As it was, Manning wasn't even the best quarterback on the field Sunday night. It was Brees who led the winning drive. The nail-in-the-coffin interception was thrown by Manning. It was as if Brees let Manning toy with the idea of winning a second championship then snatched it out of his hands. Quarterback rope-a-dope, if you will.
Speaking of Montana, you have to figure Joe loved watching the way Brees cut up the Colts. Nothing against Manning, but Brees is from the same chip-on-the-shoulder mentality Montana had in his best moments.
Consider Brees on the Saints' scoring drive. He was 4-of-4 on the Saints' first field goal drive (stopped by a sack). He was 3-of-4 leading to the second field goal. He was 5-of-5 on the touchdown drive that led to a 13-10 Saints lead. He was 4-of-5 on another field goal drive. He was 7-of-7 on the Saints' go-ahead drive (plus another completion on the two-point conversation).
"Magnificent," is the way New Orleans coach Sean Payton described it.
Don't forget. It was only four seasons ago that doctors (and NFL general managers) doubted Brees would ever play again. Only New Orleans and Miami were interested, and Miami dropped out after deciding to go with Daunte Culpepper.
That left New Orleans, a franchise that has botched a great many positions in its wayward past, but none worse than quarterback. Throughout their history, the Saints have sorted through over-the-hill and under-the-standard quarterbacks such as Ken Stabler and Richard Todd and Jim Everett and Wade Wilson and Heath Shuler. When Brees came aboard, no one knew quite what to expect.

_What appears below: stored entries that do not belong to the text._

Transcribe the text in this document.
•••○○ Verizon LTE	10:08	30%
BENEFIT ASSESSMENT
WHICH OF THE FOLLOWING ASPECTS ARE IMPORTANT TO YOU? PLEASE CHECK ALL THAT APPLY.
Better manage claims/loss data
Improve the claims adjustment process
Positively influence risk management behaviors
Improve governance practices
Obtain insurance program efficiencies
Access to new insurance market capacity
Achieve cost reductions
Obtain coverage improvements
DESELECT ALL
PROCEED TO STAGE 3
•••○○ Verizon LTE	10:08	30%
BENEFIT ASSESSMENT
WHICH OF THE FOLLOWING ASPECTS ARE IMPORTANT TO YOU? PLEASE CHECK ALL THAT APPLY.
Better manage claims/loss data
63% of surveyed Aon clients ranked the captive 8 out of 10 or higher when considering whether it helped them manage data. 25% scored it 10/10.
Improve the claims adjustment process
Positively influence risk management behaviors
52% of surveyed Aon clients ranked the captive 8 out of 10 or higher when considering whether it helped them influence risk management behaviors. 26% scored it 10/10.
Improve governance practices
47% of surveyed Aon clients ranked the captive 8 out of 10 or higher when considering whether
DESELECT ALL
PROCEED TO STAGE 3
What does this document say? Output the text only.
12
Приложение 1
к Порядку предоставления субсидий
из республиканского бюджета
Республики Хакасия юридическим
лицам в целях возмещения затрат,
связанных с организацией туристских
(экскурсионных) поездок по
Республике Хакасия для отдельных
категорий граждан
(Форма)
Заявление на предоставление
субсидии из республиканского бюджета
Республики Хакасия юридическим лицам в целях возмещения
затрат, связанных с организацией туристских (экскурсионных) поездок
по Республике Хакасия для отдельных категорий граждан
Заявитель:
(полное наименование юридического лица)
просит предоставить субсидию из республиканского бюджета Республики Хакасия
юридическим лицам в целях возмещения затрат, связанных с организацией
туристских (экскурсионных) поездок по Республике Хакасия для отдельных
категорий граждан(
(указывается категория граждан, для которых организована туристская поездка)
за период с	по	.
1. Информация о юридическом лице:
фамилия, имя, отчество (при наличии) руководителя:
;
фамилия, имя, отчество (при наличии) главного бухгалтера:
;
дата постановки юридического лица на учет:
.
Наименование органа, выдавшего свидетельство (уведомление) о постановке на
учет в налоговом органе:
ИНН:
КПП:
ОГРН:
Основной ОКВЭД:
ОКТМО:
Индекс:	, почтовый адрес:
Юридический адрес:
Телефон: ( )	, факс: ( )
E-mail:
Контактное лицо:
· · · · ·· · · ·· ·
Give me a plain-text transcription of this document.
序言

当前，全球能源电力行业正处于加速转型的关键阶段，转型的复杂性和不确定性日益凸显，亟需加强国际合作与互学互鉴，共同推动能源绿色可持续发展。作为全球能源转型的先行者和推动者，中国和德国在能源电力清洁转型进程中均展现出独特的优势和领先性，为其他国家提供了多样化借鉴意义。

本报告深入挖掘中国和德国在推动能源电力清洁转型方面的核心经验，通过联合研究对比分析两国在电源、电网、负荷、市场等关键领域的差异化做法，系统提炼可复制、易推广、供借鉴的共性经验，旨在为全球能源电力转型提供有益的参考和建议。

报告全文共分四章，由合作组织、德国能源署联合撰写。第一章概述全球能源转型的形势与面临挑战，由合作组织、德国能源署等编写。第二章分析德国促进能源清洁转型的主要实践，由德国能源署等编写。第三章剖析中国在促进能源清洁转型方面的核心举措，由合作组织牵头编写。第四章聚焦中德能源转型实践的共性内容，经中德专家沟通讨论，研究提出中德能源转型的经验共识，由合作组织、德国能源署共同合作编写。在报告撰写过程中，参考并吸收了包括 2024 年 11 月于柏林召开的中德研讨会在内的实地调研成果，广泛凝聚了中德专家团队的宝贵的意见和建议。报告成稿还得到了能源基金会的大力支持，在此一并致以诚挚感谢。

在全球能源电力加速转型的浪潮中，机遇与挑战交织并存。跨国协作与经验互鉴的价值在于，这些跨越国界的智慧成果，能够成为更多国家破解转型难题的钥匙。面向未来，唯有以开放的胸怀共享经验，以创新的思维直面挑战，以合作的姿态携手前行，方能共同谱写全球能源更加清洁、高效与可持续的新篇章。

Certainly, it wasn't a performance like this. Considering how good Brees was Sunday night, the Louisiana Purchase is now the second-best deal the state ever made.
How can you not like Brees with his Tom Sawyer grin and a heart as big as Jackson Square? Brees has hit every note since coming to New Orleans, from his play on the field to his dedication to helping the city rebuild from Hurricane Katrina. Again, what more can a quarterback do?
"Four years ago, who ever thought this would be happening," Brees said. "Eighty-five percent of the city was under water. All of its residents had evacuated to places all over the country. Most people left not knowing if New Orleans would ever come back, or if the organization would ever come back. Our core group of players came in that year. We looked at each other and said, 'We're going to rebuild together. We're going to lean on each other.' This is the culmination of all that belief."
Who will ever forget this? From now on, Brees is as much a part of New Orleans as beignets and beads and the blues. This was his night, this was his game, and this was his trophy.
Most of all, it was the night New Orleans became his city. From now until the Saints come marching in.